LONDON (Reuters) - The head of Britain's BBC said on Monday the corporation would hold an inquiry into how the broadcaster secured a famous 1995 interview with the late Princess Diana, amid accusations from her brother she had been tricked into taking part.

During the interview, which was watched by more than 20 million viewers in Britain, Diana shocked the nation by admitting to an affair and giving details of her failed marriage to heir-to-the-throne Prince Charles.

"The BBC is taking this very seriously and we want to get to the truth," Tim Davie, the BBC's director general said in a statement about Spencer's claims. "We are in the process of commissioning a robust and independent investigation."

This month, her brother Charles Spencer said the BBC had failed to apologise for what he said were forged documents and "other deceit" which led him to introduce journalist Martin Bashir to Diana.

The Daily Mail has also published what it said were notes Spencer took during a meeting with Bashir and Diana in 1995, in which the newspaper says the journalist made a series of allegations in an attempt to obtain the interview.

These included claims Diana was being bugged by the security services, that two senior aides were being paid to provide information about her, and that Bashir had provided faked bank statements to back this up.

Bashir has not commented on the matter.

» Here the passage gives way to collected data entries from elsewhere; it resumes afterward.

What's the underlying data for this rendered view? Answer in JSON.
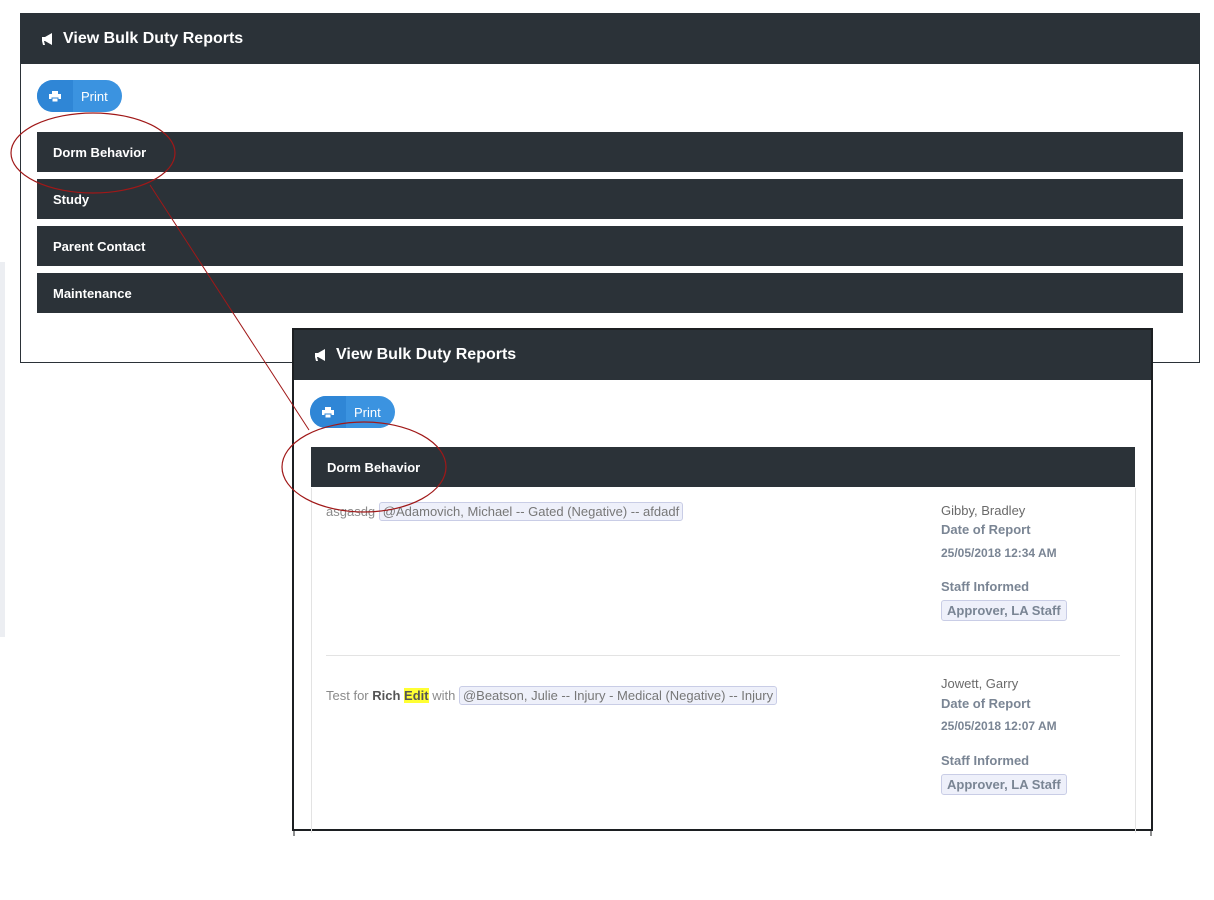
{
  "back_panel": {
    "title": "View Bulk Duty Reports",
    "print_label": "Print",
    "sections": [
      "Dorm Behavior",
      "Study",
      "Parent Contact",
      "Maintenance"
    ]
  },
  "front_panel": {
    "title": "View Bulk Duty Reports",
    "print_label": "Print",
    "section": "Dorm Behavior",
    "reports": [
      {
        "text_prefix": "asgasdg",
        "mention": "@Adamovich, Michael -- Gated (Negative) -- afdadf",
        "author": "Gibby, Bradley",
        "date_label": "Date of Report",
        "date": "25/05/2018 12:34 AM",
        "staff_label": "Staff Informed",
        "staff": "Approver, LA Staff"
      },
      {
        "text_part1": "Test for ",
        "text_bold": "Rich",
        "text_highlight": "Edit",
        "text_part2": " with ",
        "mention": "@Beatson, Julie -- Injury - Medical (Negative) -- Injury",
        "author": "Jowett, Garry",
        "date_label": "Date of Report",
        "date": "25/05/2018 12:07 AM",
        "staff_label": "Staff Informed",
        "staff": "Approver, LA Staff"
      }
    ]
  },
  "colors": {
    "header_bg": "#2b3238",
    "print_btn": "#3b93e0",
    "annotation": "#a01818",
    "highlight": "#ffff33"
  }
}
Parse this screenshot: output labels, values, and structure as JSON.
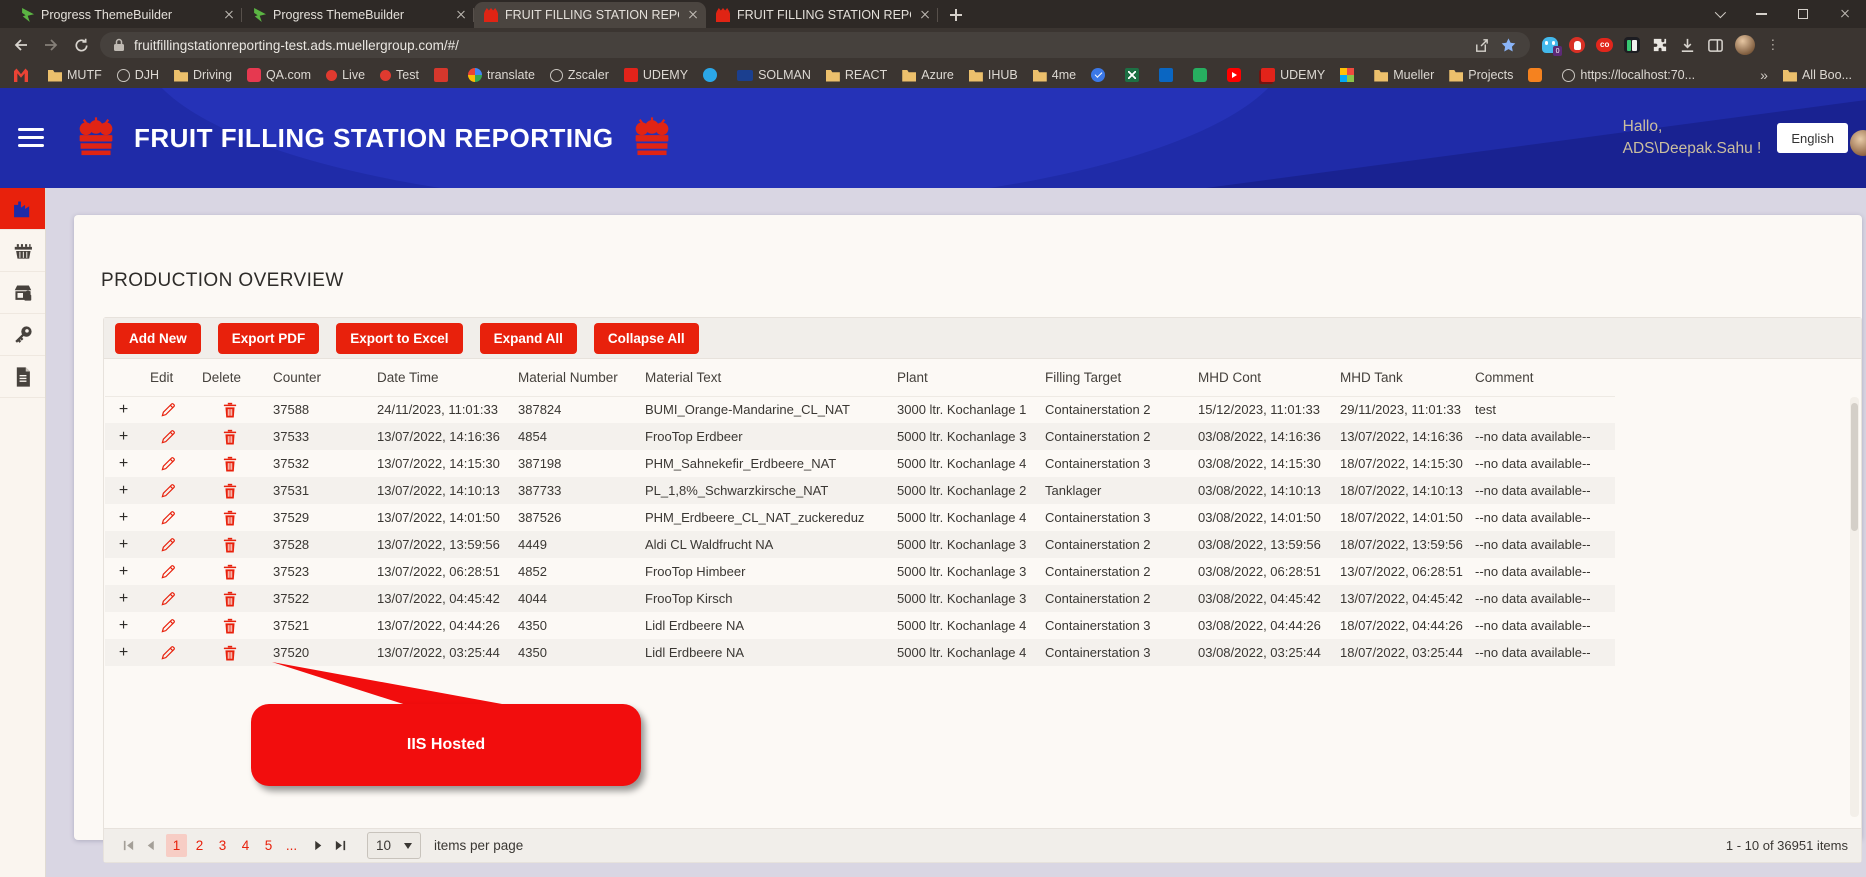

Reuters has been unable to contact him.

The BBC says the journalist, who gained global renown from the Diana interview and is currently the corporation's religious affairs correspondent, was currently on sick leave, recovering from heart surgery and from contracting COVID-19.

 

UNHAPPY MARRIAGE

Spencer has demanded an apology from the BBC and an independent inquiry into how Bashir obtained the interview with Diana, saying he had been excluded from a 1996 internal BBC investigation. The BBC says it has apologised for the faked statements.

In his Twitter posts on Sunday, Spencer said he knew Bashir had used fake bank statements and other dishonesty to obtain the Diana interview but said "what I only found out 2 weeks ago ... is that the BBC also knew. Not only knew about it, but that they covered it up."

His assertion came after the release of documents from the BBC following requests under the Freedom of Information Act from a journalist who had been researching the interview.

The Panorama interview was Diana's first public comments about her doomed union with Charles, although author Andrew Morton said she secretly cooperated with his 1992 book which first revealed how she was trapped in an unhappy marriage.

Her comment to Bashir that "there were three of us in this marriage, so it was a bit crowded" - a reference to Charles rekindling his relationship with his now second wife Camilla - was particularly damaging to her husband.

The couple divorced in 1996 and she was killed aged 36 in a car crash in Paris the following year.

Former BBC chairman Michael Grade said the issue was "a very, very serious matter" for the publicly-funded broadcaster.

"For the BBC to be faking documents in the interests of getting a scoop raises very serious questions," he told BBC radio. "The BBC needs to clean this up once and for all."